Patterson will award Lisher with the honorary diploma in a ceremony at 7:30 p.m. at the American Legion, 3408 W. Sixth St.

Lisher left school and enlisted in 1950.

“I just needed out of high school,” Lisher said. “I wasn’t happy, and I wasn’t heading down the right trail, but from then on, it’s been good.”

He returned from military service in October 1953 and married in 1954.

“I thought about going back to high school a couple of times, but I came home and I was young and I got married,” he said. “I figured I needed to make a living or whatnot, and it didn’t seem like I had the time.”

Lisher, a Lawrence resident since 1942, worked various jobs until becoming an electrician, a trade he worked at for 40 years.

He owned and operated Mel Lisher Electric until his retirement. Now his son, Mel Jr., runs the company, but Mel Sr. still works on a part-time basis at the shop.

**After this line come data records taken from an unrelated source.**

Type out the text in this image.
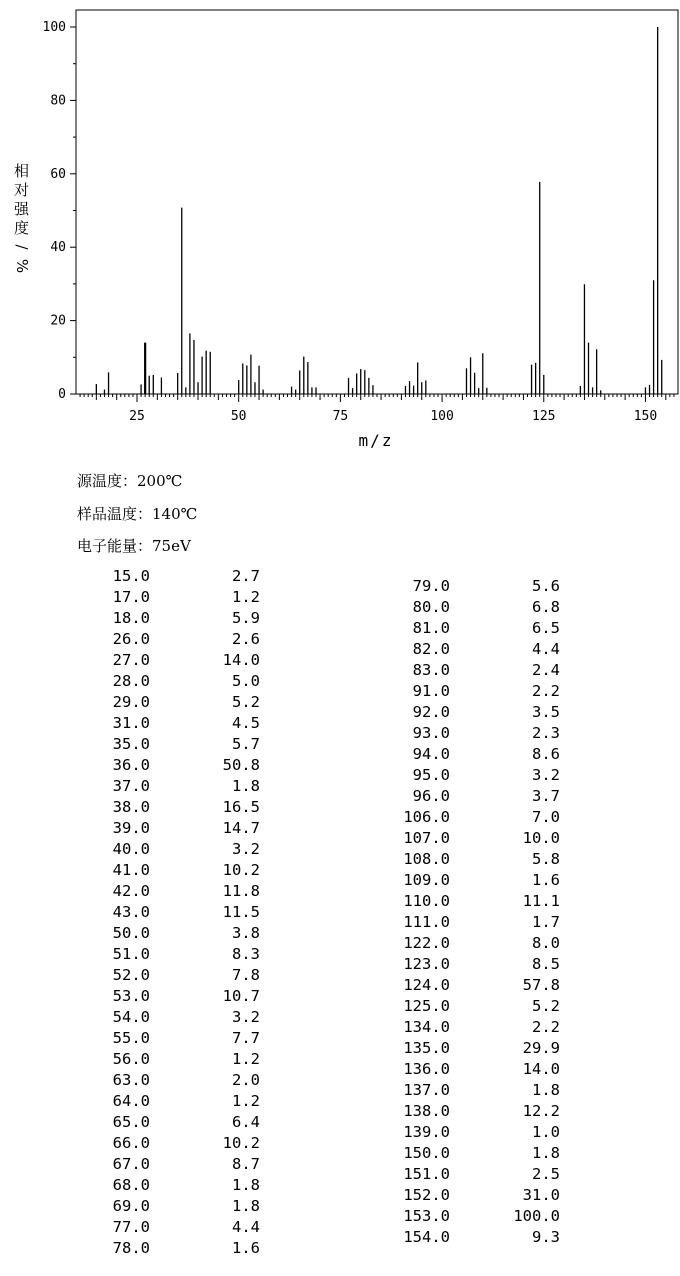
0
20
40
60
80
100
25	50	75	100	125	150
m/z
相
对
强
度
/
%
源温度：200℃
样品温度：140℃
电子能量：75eV
15.0	2.7
17.0	1.2
18.0	5.9
26.0	2.6
27.0	14.0
28.0	5.0
29.0	5.2
31.0	4.5
35.0	5.7
36.0	50.8
37.0	1.8
38.0	16.5
39.0	14.7
40.0	3.2
41.0	10.2
42.0	11.8
43.0	11.5
50.0	3.8
51.0	8.3
52.0	7.8
53.0	10.7
54.0	3.2
55.0	7.7
56.0	1.2
63.0	2.0
64.0	1.2
65.0	6.4
66.0	10.2
67.0	8.7
68.0	1.8
69.0	1.8
77.0	4.4
78.0	1.6
79.0	5.6
80.0	6.8
81.0	6.5
82.0	4.4
83.0	2.4
91.0	2.2
92.0	3.5
93.0	2.3
94.0	8.6
95.0	3.2
96.0	3.7
106.0	7.0
107.0	10.0
108.0	5.8
109.0	1.6
110.0	11.1
111.0	1.7
122.0	8.0
123.0	8.5
124.0	57.8
125.0	5.2
134.0	2.2
135.0	29.9
136.0	14.0
137.0	1.8
138.0	12.2
139.0	1.0
150.0	1.8
151.0	2.5
152.0	31.0
153.0	100.0
154.0	9.3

Lisher said he was working with his friend and fellow Legion member, Max Rife, at a Girls State and Boys State banquet when he mentioned he never got his high school diploma.

Rife, a former Lawrence High School administrator, mentioned to his friend that there was a program that would allow him to receive a diploma.

“I said, ‘Shoot yeah, I want it,'” Lisher recalled.

Because Lisher left school to serve the United States during a war, he was eligible to receive an honorary diploma, Patterson said.

Though Lisher acknowledges that an honorary diploma won’t change much, he said he would be happy to have it.

“Don’t I sound fired up?” he said. “It’s exciting for me. It really is. It’s just hard to believe. I’ve thought about getting my GED once, but when I found out what went into it, I took my wife to Hawaii instead.”

Lisher’s wife is pleased about the diploma.

“I’m really happy for him,” Rebecca Lisher said. “This is something he’s wanted for a long time.”

Is a college degree in her husband’s future?

“I wouldn’t put it past him,” she said.